Pemilik Nomor 'Keramat' di Timnas U-19 Optimistis Pulangkan Thailand Lebih Awal

  • Timnas Indonesia U-19 lolos ke semifinal Piala AFF U-18 tahun ini usai menggasak Brunei di laga terakhir Grup B.
  • Di semifinal, Timnas U-19 akan bertemu Thailand. Namun hal itu dinilai tidak jadi masalah besar.  
Kamis, 14 September 2017 12:05 WIB
Penulis: Petrus Manus Da' Yerimon | Editor: Arum Kusuma Dewi
© Instagram @rachmatirianto
Kapten Timnas Indonesia U-19, Rachmat Irianto. Copyright: © Instagram @rachmatirianto
Kapten Timnas Indonesia U-19, Rachmat Irianto.

Timnas Indonesia  U-19 telah memastikan diri tampil di babak semifinal Piala AFF U-18 yang tengah berlangsung di Myanmar. Pada babak empat besar itu, Skuat Garuda Nusantara akan bertemu salah satu tim kuat, Thailand, Jumat (15/09/17) pukul 15.30 WIB di Stadion Thuwunna, Yangon.

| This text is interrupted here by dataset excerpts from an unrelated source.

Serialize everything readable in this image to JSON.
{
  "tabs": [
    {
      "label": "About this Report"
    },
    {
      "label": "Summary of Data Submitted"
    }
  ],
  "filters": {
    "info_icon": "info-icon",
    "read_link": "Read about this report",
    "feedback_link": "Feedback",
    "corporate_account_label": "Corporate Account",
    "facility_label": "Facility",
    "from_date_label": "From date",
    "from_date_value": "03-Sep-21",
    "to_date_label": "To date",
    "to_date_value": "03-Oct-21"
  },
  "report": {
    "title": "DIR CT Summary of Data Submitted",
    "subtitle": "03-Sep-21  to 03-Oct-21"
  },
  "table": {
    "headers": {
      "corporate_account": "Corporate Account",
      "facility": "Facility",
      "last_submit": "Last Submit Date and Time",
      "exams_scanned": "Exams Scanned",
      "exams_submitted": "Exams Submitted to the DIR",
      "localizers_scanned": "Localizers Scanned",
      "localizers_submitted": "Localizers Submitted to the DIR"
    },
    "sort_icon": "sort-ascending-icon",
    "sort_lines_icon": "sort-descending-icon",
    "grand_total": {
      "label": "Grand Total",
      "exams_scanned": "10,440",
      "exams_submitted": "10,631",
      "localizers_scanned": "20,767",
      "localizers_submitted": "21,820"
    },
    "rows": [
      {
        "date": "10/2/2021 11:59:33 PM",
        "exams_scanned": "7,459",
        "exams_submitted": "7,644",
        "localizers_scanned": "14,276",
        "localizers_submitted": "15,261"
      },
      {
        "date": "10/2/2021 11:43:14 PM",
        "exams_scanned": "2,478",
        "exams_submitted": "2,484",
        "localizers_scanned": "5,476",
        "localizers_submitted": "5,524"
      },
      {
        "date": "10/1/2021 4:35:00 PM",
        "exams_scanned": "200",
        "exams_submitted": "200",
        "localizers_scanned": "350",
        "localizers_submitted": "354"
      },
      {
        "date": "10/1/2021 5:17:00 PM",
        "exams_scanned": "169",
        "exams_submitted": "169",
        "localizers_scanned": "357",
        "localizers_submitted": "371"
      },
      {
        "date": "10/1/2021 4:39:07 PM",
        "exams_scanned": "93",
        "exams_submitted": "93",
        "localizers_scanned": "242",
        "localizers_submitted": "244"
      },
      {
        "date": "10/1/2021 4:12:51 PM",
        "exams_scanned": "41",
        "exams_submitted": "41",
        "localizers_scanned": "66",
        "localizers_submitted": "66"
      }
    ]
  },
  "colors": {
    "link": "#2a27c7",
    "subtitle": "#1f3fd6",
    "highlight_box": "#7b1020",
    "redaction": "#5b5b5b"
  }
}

Kepastian lolosnya Timnas U-19 terjadi usai anak asuh Indra Sjafri membantai Brunei dengan skor 8-0, Rabu (13/09/17) di partai terakhir Grup B. Hasil itu juga menempatkan Indonesia sebagai juara Grup B (ditemani Myanmar) dan akan berjumpa Thailand yang merupakan runner up Grup A.

Skuat Timnas U-19. Copyright: PSSISkuat Timnas U-19.

Meksi dihadapkan dengan lawan yang tidak mudah, kapten Timnas Indonesia U-19, Rachmat Irianto menegaskan ia dan rekan-rekannya tidak gentar. Pemilik nomor punggung 'keramat' 13 yang sering disebut angka sial itu optimistis Skuat Garuda Nusantara bisa memulangkan Thailand lebih cepat.

"Di semifinal, kami akan bertemu Thailand, kita tahu mereka tim kuat. Tapi kami optimistis dapat mengalahkan mereka," tutur Rian, sapaan akrab putra Bejo Sugiantoro itu.

Hal senada sebelumnya juga diungkapkan pencetak dua gol ke gawang Brunei, Witan Sulaeman. Pemain kelahiran Palu, Sulawesi Tengah itu mengaku tak peduli siapa pun lawan di semifinal. Witan menegaskan siap untuk membawa Indonesia ke partai final.

Witan Sulaiman selebrasi. Copyright: IstimewaWitan Sulaiman selebrasi.

"Malaysia atau Thailand yang jadi lawan di semifinal? Siapa sajalah, kami siap menghadapi siapa pun lawannya!" tutup Witan Sulaeman.